Testing the balls is not a lottery
ALL any Lotto punter wants to see is all six numbers correct on their ticket on the day of the draw.
But for Gidani, the Lottery operator, the aim is to ensure that there are no hitches during the draw.
This week Sowetan enjoyed an exclusive visit to the engineering department at Wits University, where Gidani demonstrated the ball-testing process.
The testing was conducted by a senior lecturer in aircraft manufacturing, who asked not to be named.
The balls are kept in a safe box that takes two combinations to open.
Cecil Rhodes, Gidani's draw manager, and an independent auditor opened the box.
Inside the balls are covered by a glass and two unreplaceable seals.
The box carries 33 ball sets and each ball is tested individually.
The ball testing procedure is performed after every fifth Lotto draw.
After the test it was time for the engineer to start his work.
The first step was to measure the size of the balls using a go-no-gage.
Go-no-gage has two holes, for the minimum size and maximum size.
The room temperature has to be kept at a certain degree and there is no air, coffee drinking or smoking during the testing.
In the room there has to be a representative from Gidani, independent auditors, the National Lotteries Board (NLB) and one person from the university.
The engineer has to confirm that all each ball complies with the required size of 21 inches.
The engineer then weighed the balls on a digital scale to ensure that they meet the set weight of 79,09 grams.

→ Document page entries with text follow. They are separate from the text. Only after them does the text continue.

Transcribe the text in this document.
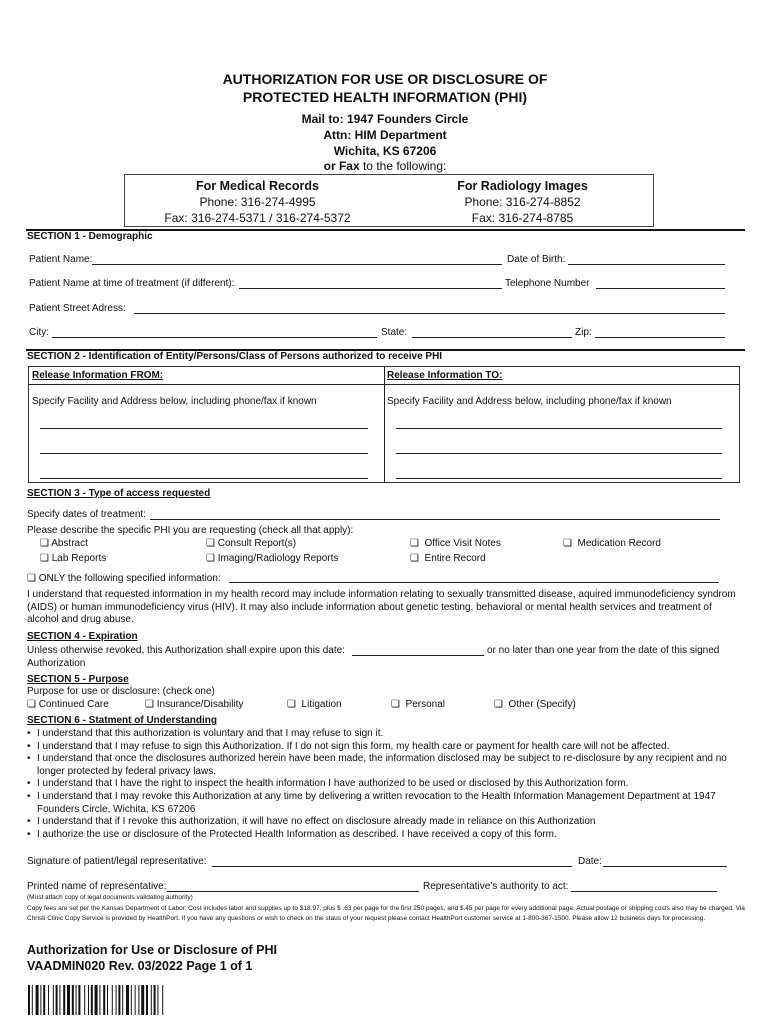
AUTHORIZATION FOR USE OR DISCLOSURE OF
PROTECTED HEALTH INFORMATION (PHI)
Mail to: 1947 Founders Circle
Attn: HIM Department
Wichita, KS 67206
or Fax to the following:
For Medical Records
Phone: 316-274-4995
Fax: 316-274-5371 / 316-274-5372
For Radiology Images
Phone: 316-274-8852
Fax: 316-274-8785
SECTION 1 - Demographic
Patient Name:	Date of Birth:
Patient Name at time of treatment (if different):	Telephone Number
Patient Street Adress:
City:	State:	Zip:
SECTION 2 - Identification of Entity/Persons/Class of Persons authorized to receive PHI
Release Information FROM:	Release Information TO:
Specify Facility and Address below, including phone/fax if known	Specify Facility and Address below, including phone/fax if known
SECTION 3 - Type of access requested
Specify dates of treatment:
Please describe the specific PHI you are requesting (check all that apply):
❏ Abstract	❏ Consult Report(s)	❏ Office Visit Notes	❏ Medication Record
❏ Lab Reports	❏ Imaging/Radiology Reports	❏ Entire Record
❏ ONLY the following specified information:
I understand that requested information in my health record may include information relating to sexually transmitted disease, aquired immunodeficiency syndrom (AIDS) or human immunodeficiency virus (HIV). It may also include information about genetic testing, behavioral or mental health services and treatment of alcohol and drug abuse.
SECTION 4 - Expiration
Unless otherwise revoked, this Authorization shall expire upon this date:	or no later than one year from the date of this signed
Authorization
SECTION 5 - Purpose
Purpose for use or disclosure: (check one)
❏ Continued Care	❏ Insurance/Disability	❏ Litigation	❏ Personal	❏ Other (Specify)
SECTION 6 - Statment of Understanding
• I understand that this authorization is voluntary and that I may refuse to sign it.
• I understand that I may refuse to sign this Authorization. If I do not sign this form, my health care or payment for health care will not be affected.
• I understand that once the disclosures authorized herein have been made, the information disclosed may be subject to re-disclosure by any recipient and no longer protected by federal privacy laws.
• I understand that I have the right to inspect the health information I have authorized to be used or disclosed by this Authorization form.
• I understand that I may revoke this Authorization at any time by delivering a written revocation to the Health Information Management Department at 1947 Founders Circle, Wichita, KS 67206
• I understand that if I revoke this authorization, it will have no effect on disclosure already made in reliance on this Authorization
• I authorize the use or disclosure of the Protected Health Information as described. I have received a copy of this form.
Signature of patient/legal representative:	Date:
Printed name of representative:	Representative’s authority to act:
(Must attach copy of legal documents validating authority)
Copy fees are set per the Kansas Department of Labor. Cost includes labor and supplies up to $18.97, plus $ .63 per page for the first 250 pages, and $.45 per page for every additional page. Actual postage or shipping costs also may be charged. Via Christi Clinic Copy Service is provided by HealthPort. If you have any questions or wish to check on the staus of your request please contact HealthPort customer service at 1-800-367-1500. Please allow 12 business days for processing.
Authorization for Use or Disclosure of PHI
VAADMIN020 Rev. 03/2022 Page 1 of 1
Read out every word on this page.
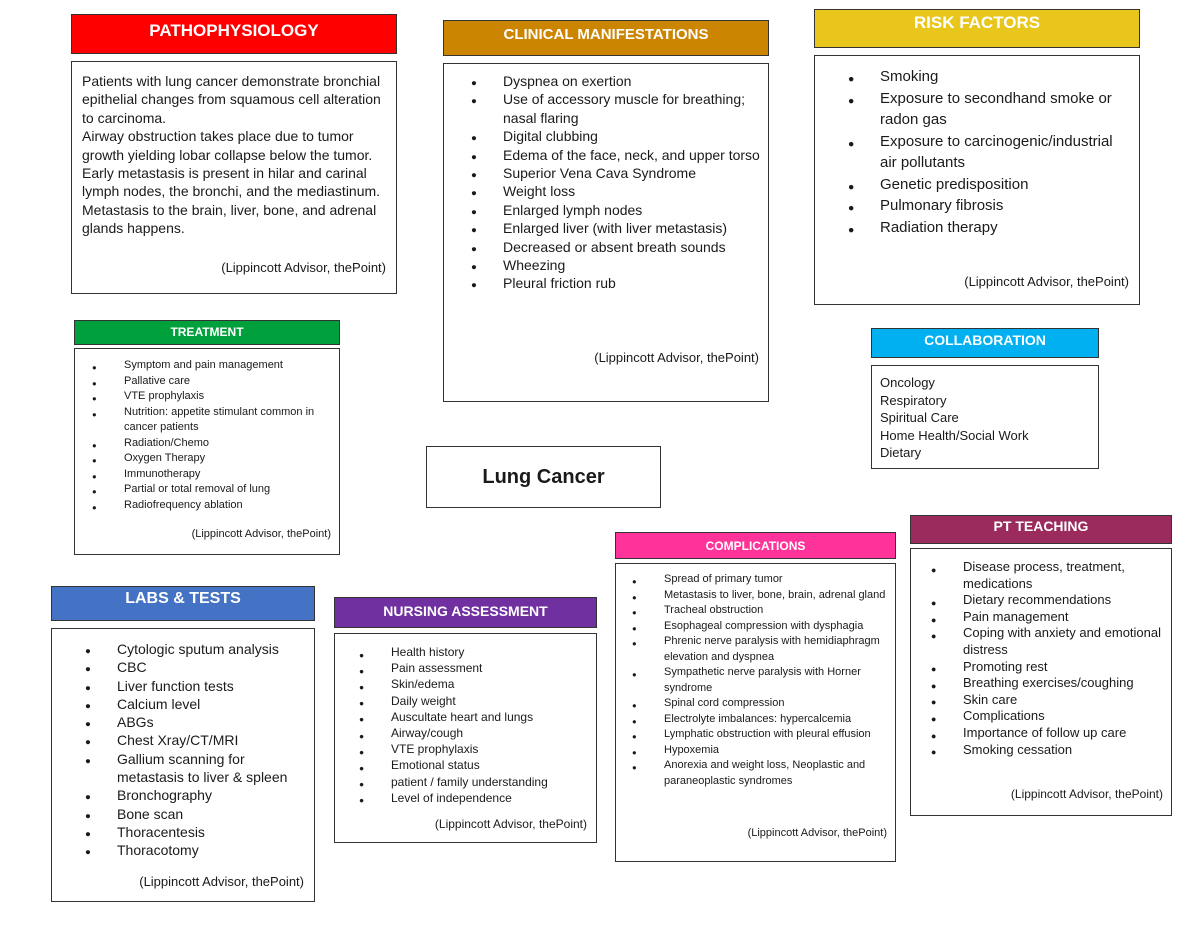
PATHOPHYSIOLOGY

Patients with lung cancer demonstrate bronchial epithelial changes from squamous cell alteration to carcinoma.

Airway obstruction takes place due to tumor growth yielding lobar collapse below the tumor. Early metastasis is present in hilar and carinal lymph nodes, the bronchi, and the mediastinum. Metastasis to the brain, liver, bone, and adrenal glands happens.

(Lippincott Advisor, thePoint)
CLINICAL MANIFESTATIONS
● Dyspnea on exertion
● Use of accessory muscle for breathing; nasal flaring
● Digital clubbing
● Edema of the face, neck, and upper torso
● Superior Vena Cava Syndrome
● Weight loss
● Enlarged lymph nodes
● Enlarged liver (with liver metastasis)
● Decreased or absent breath sounds
● Wheezing
● Pleural friction rub
(Lippincott Advisor, thePoint)
RISK FACTORS
● Smoking
● Exposure to secondhand smoke or radon gas
● Exposure to carcinogenic/industrial air pollutants
● Genetic predisposition
● Pulmonary fibrosis
● Radiation therapy
(Lippincott Advisor, thePoint)
TREATMENT
● Symptom and pain management
● Pallative care
● VTE prophylaxis
● Nutrition: appetite stimulant common in cancer patients
● Radiation/Chemo
● Oxygen Therapy
● Immunotherapy
● Partial or total removal of lung
● Radiofrequency ablation
(Lippincott Advisor, thePoint)
COLLABORATION
Oncology
Respiratory
Spiritual Care
Home Health/Social Work
Dietary
Lung Cancer
PT TEACHING
● Disease process, treatment, medications
● Dietary recommendations
● Pain management
● Coping with anxiety and emotional distress
● Promoting rest
● Breathing exercises/coughing
● Skin care
● Complications
● Importance of follow up care
● Smoking cessation
(Lippincott Advisor, thePoint)
COMPLICATIONS
● Spread of primary tumor
● Metastasis to liver, bone, brain, adrenal gland
● Tracheal obstruction
● Esophageal compression with dysphagia
● Phrenic nerve paralysis with hemidiaphragm elevation and dyspnea
● Sympathetic nerve paralysis with Horner syndrome
● Spinal cord compression
● Electrolyte imbalances: hypercalcemia
● Lymphatic obstruction with pleural effusion
● Hypoxemia
● Anorexia and weight loss, Neoplastic and paraneoplastic syndromes
(Lippincott Advisor, thePoint)
LABS & TESTS
● Cytologic sputum analysis
● CBC
● Liver function tests
● Calcium level
● ABGs
● Chest Xray/CT/MRI
● Gallium scanning for metastasis to liver & spleen
● Bronchography
● Bone scan
● Thoracentesis
● Thoracotomy
(Lippincott Advisor, thePoint)
NURSING ASSESSMENT
● Health history
● Pain assessment
● Skin/edema
● Daily weight
● Auscultate heart and lungs
● Airway/cough
● VTE prophylaxis
● Emotional status
● patient / family understanding
● Level of independence
(Lippincott Advisor, thePoint)
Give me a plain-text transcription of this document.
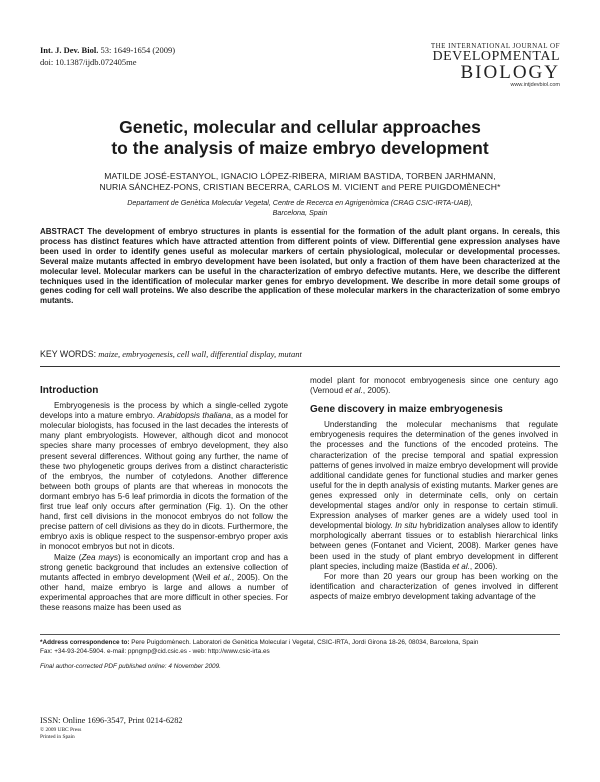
Int. J. Dev. Biol. 53: 1649-1654 (2009)
doi: 10.1387/ijdb.072405me
THE INTERNATIONAL JOURNAL OF
DEVELOPMENTAL
BIOLOGY
www.intjdevbiol.com
Genetic, molecular and cellular approaches
to the analysis of maize embryo development
MATILDE JOSÉ-ESTANYOL, IGNACIO LÓPEZ-RIBERA, MIRIAM BASTIDA, TORBEN JARHMANN,
NURIA SÁNCHEZ-PONS, CRISTIAN BECERRA, CARLOS M. VICIENT and PERE PUIGDOMÈNECH*
Departament de Genètica Molecular Vegetal, Centre de Recerca en Agrigenòmica (CRAG CSIC-IRTA-UAB),
Barcelona, Spain
ABSTRACT The development of embryo structures in plants is essential for the formation of the adult plant organs. In cereals, this process has distinct features which have attracted attention from different points of view. Differential gene expression analyses have been used in order to identify genes useful as molecular markers of certain physiological, molecular or developmental processes. Several maize mutants affected in embryo development have been isolated, but only a fraction of them have been characterized at the molecular level. Molecular markers can be useful in the characterization of embryo defective mutants. Here, we describe the different techniques used in the identification of molecular marker genes for embryo development. We describe in more detail some groups of genes coding for cell wall proteins. We also describe the application of these molecular markers in the characterization of some embryo mutants.
KEY WORDS: maize, embryogenesis, cell wall, differential display, mutant
Introduction

Embryogenesis is the process by which a single-celled zygote develops into a mature embryo. Arabidopsis thaliana, as a model for molecular biologists, has focused in the last decades the interests of many plant embryologists. However, although dicot and monocot species share many processes of embryo development, they also present several differences. Without going any further, the name of these two phylogenetic groups derives from a distinct characteristic of the embryos, the number of cotyledons. Another difference between both groups of plants are that whereas in monocots the dormant embryo has 5-6 leaf primordia in dicots the formation of the first true leaf only occurs after germination (Fig. 1). On the other hand, first cell divisions in the monocot embryos do not follow the precise pattern of cell divisions as they do in dicots. Furthermore, the embryo axis is oblique respect to the suspensor-embryo proper axis in monocot embryos but not in dicots.

Maize (Zea mays) is economically an important crop and has a strong genetic background that includes an extensive collection of mutants affected in embryo development (Weil et al., 2005). On the other hand, maize embryo is large and allows a number of experimental approaches that are more difficult in other species. For these reasons maize has been used as

model plant for monocot embryogenesis since one century ago (Vernoud et al., 2005).

Gene discovery in maize embryogenesis

Understanding the molecular mechanisms that regulate embryogenesis requires the determination of the genes involved in the processes and the functions of the encoded proteins. The characterization of the precise temporal and spatial expression patterns of genes involved in maize embryo development will provide additional candidate genes for functional studies and marker genes useful for the in depth analysis of existing mutants. Marker genes are genes expressed only in determinate cells, only on certain developmental stages and/or only in response to certain stimuli. Expression analyses of marker genes are a widely used tool in developmental biology. In situ hybridization analyses allow to identify morphologically aberrant tissues or to establish hierarchical links between genes (Fontanet and Vicient, 2008). Marker genes have been used in the study of plant embryo development in different plant species, including maize (Bastida et al., 2006).

For more than 20 years our group has been working on the identification and characterization of genes involved in different aspects of maize embryo development taking advantage of the

*Address correspondence to: Pere Puigdomènech. Laboratori de Genètica Molecular i Vegetal, CSIC-IRTA, Jordi Girona 18-26, 08034, Barcelona, Spain
Fax: +34-93-204-5904. e-mail: ppngmp@cid.csic.es - web: http://www.csic-irta.es
Final author-corrected PDF published online: 4 November 2009.
ISSN: Online 1696-3547, Print 0214-6282
© 2009 UBC Press
Printed in Spain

"Because the balls are kept in a case, moisture can change their weight," said the engineer.
This process is repeated for all the 49 balls, after which both the independent auditor and draw manager sign and seal the box.
After all the boxes have been sealed, a representative from the university and the independent auditor must provide Gidani with a report of the successful conclusion of the testing procedure.